The Post Office is losing $2 billion a month
The United States Postal Service (USPS) and their unions continue to raise an alarm about their dire financial situation. According to the USPS officials, they are losing around $2 billion per month amid the COVID-19 pandemic. A recent release said the financial situation is “threatening their ability to operate.”
While package deliveries are up, business mailings are down, which is how USPS makes most of its money.
“It is a dire situation,Mark Dimondstein, president of the American Postal Workers Union, said.
“The post office does not run on any tax dollars; it runs on the revenue generated by postage and postal products.”
Dimonstein says the postal service could run out of money by fall.
USPS has asked Congress for a $75 billion bailout. While a $25 billion funding package has passed the House, it has so far not passed the US Senate.
The American Postal Workers Union has launched a rare television advertisement asking Americans to call Congress.
A skeptical president
There is bipartisan support in Congress to help the USPS; however, the White House has been critical, so far, of any bailout unless USPS changes its pricing model.
“The post office is a joke,” President Donald Trump said in the Oval Office recently.
Many conservatives have argued for years the need to phase out the postal service, arguing it loses too much money.
What will this mean for you?
If USPS closes or is forced to alter its mission or prices, what would be the impact?
Well, FedEx or UPS would likely fill the void.
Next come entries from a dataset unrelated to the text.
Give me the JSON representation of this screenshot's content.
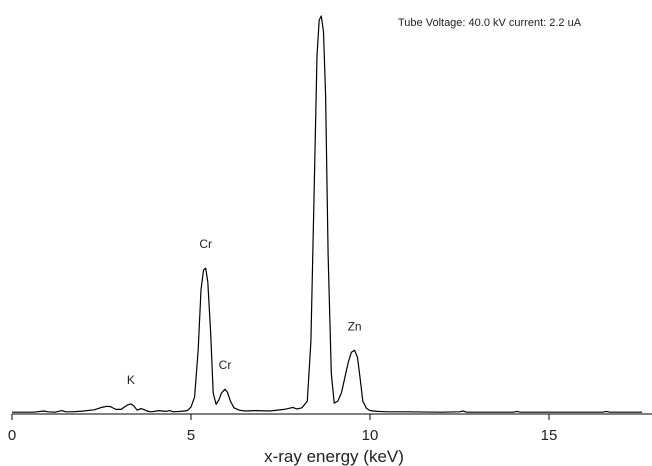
{
  "chart_data": {
    "type": "line",
    "title": "",
    "xlabel": "x-ray energy (keV)",
    "ylabel": "",
    "xlim": [
      0,
      17.6
    ],
    "ylim": [
      0,
      100
    ],
    "xticks": [
      "0",
      "5",
      "10",
      "15"
    ],
    "xtick_values": [
      0,
      5,
      10,
      15
    ],
    "annotation": "Tube Voltage: 40.0 kV current: 2.2 uA",
    "colors": {
      "line": "#000000",
      "axis": "#000000",
      "text": "#222222"
    },
    "peaks": [
      {
        "label": "K",
        "x": 3.32,
        "y": 2.3
      },
      {
        "label": "Cr",
        "x": 5.41,
        "y": 36.5
      },
      {
        "label": "Cr",
        "x": 5.95,
        "y": 6.0
      },
      {
        "label": "Zn",
        "x": 8.64,
        "y": 100
      },
      {
        "label": "Zn",
        "x": 9.57,
        "y": 15.8
      }
    ],
    "series": [
      {
        "x": [
          0,
          0.6,
          0.9,
          1.0,
          1.2,
          1.4,
          1.5,
          1.7,
          2.0,
          2.3,
          2.5,
          2.65,
          2.75,
          2.9,
          3.05,
          3.15,
          3.25,
          3.32,
          3.4,
          3.5,
          3.6,
          3.7,
          3.8,
          3.9,
          4.1,
          4.3,
          4.4,
          4.5,
          4.7,
          4.9,
          5.0,
          5.1,
          5.2,
          5.28,
          5.35,
          5.41,
          5.47,
          5.55,
          5.62,
          5.7,
          5.78,
          5.85,
          5.95,
          6.02,
          6.1,
          6.2,
          6.35,
          6.5,
          6.8,
          7.2,
          7.6,
          7.85,
          7.95,
          8.1,
          8.25,
          8.35,
          8.45,
          8.52,
          8.58,
          8.64,
          8.7,
          8.76,
          8.83,
          8.92,
          9.0,
          9.1,
          9.2,
          9.3,
          9.4,
          9.48,
          9.57,
          9.65,
          9.72,
          9.8,
          9.9,
          10.0,
          10.2,
          10.5,
          11.0,
          12.0,
          12.5,
          12.6,
          12.7,
          13.5,
          14.0,
          14.1,
          14.2,
          15.0,
          16.0,
          16.5,
          16.6,
          16.7,
          17.6
        ],
        "y": [
          0.2,
          0.2,
          0.5,
          0.3,
          0.2,
          0.6,
          0.3,
          0.3,
          0.5,
          0.8,
          1.4,
          1.7,
          1.6,
          0.9,
          0.9,
          1.6,
          2.1,
          2.3,
          1.8,
          0.7,
          1.1,
          0.8,
          0.4,
          0.3,
          0.6,
          0.4,
          0.6,
          0.3,
          0.4,
          0.6,
          1.5,
          4,
          16,
          31,
          36,
          36.5,
          33,
          20,
          5,
          2.2,
          3.3,
          5,
          6,
          5.2,
          3,
          1.3,
          0.7,
          0.5,
          0.6,
          0.5,
          0.9,
          1.4,
          1.0,
          1.3,
          3,
          18,
          60,
          90,
          99,
          100,
          96,
          80,
          40,
          10,
          2.5,
          3,
          5,
          9,
          13,
          15.3,
          15.8,
          14,
          9,
          3,
          1.2,
          0.6,
          0.4,
          0.3,
          0.3,
          0.2,
          0.3,
          0.5,
          0.2,
          0.2,
          0.2,
          0.4,
          0.2,
          0.2,
          0.2,
          0.2,
          0.4,
          0.2,
          0.2
        ]
      }
    ]
  }
}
But there would be an impact on shipping costs.
“Rates would certainly go up,” Dimondstein explained. “People could charge whatever they want. The public postal service is the low-cost anchor.”
For instance, a 9-inch box weighing 2 lbs would cost around $8 to ship from Tampa to Cleveland. It would cost around $12 with UPS or FedEx.
Amazon prices could also be impacted, because USPS handles around a third of their deliveries.
By Joe St. George
Joe St. George is the National Political Editor and Washington Correspondent for Scripps Television.